I realized that the types could be the issue. Sure enough, the column type
for sub_account_id
was different on the two tables (and as a result also
different in the two indexes). It was text
on table_a
but citext
on
table_b
. Postgres inferred from context that $2
's type was text
which
was fine for table_a
, but the second use of $2
with table_b
made this
choice a problem since the (account_id, sub_account_id)
index could not
be fully used due to sub_account_id
being a different type.
To fix this, we can change the second instance of $2
to $2::citext
.
(Another solution would be to pass sub_account_id
as a separate
parameter, e.g. by adding a $4
to the query. This would let Postgres pick
citext
from context. I'm not sure if there's a reason to prefer one or
the other).
In hindsight the cause is obvious, but it took me a while to realize what was going on.

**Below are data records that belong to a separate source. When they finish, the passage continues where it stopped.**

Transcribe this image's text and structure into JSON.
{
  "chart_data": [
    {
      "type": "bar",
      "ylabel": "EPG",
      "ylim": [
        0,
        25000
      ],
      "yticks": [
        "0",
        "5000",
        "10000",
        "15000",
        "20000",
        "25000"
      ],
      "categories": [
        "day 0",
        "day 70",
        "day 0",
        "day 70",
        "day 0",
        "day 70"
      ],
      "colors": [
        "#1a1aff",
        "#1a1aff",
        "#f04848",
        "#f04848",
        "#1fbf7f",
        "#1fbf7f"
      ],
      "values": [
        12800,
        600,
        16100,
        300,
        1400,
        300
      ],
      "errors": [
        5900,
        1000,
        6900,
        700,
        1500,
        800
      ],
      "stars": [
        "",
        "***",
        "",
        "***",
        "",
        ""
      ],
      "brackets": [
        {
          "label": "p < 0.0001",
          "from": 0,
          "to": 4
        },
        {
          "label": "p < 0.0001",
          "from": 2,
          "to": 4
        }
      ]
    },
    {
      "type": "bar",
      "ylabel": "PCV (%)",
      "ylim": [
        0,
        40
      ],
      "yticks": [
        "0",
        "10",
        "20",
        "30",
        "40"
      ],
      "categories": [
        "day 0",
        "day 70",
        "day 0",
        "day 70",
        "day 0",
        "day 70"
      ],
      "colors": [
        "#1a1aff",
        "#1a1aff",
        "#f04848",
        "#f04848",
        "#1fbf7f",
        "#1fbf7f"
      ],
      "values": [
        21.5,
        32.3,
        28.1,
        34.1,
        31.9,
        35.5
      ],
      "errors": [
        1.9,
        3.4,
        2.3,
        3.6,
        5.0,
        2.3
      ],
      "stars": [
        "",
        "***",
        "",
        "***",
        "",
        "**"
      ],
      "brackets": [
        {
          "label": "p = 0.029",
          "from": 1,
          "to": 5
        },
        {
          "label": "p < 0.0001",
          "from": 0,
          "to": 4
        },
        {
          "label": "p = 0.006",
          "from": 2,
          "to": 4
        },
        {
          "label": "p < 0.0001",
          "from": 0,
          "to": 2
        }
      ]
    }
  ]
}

One thing I need to keep in mind when looking at EXPLAIN
output in the
future is that how you provide the parameter values can affect the plan, as
shown here. If I had looked at the parameterized version of the query at
first rather than inlining parameters in the query text and running it with
psql
, it would have been clearer what was going on.
To do that, one way is to run the EXPLAIN
query in a similar way as the
application does. (You can still retrieve the EXPLAIN
output that way).
For example, in my case I could call the EXPLAIN
query via Go code. This
also would show any surprises stemming from how the Postgres driver
provides parameters, which can likely impact behaviour too.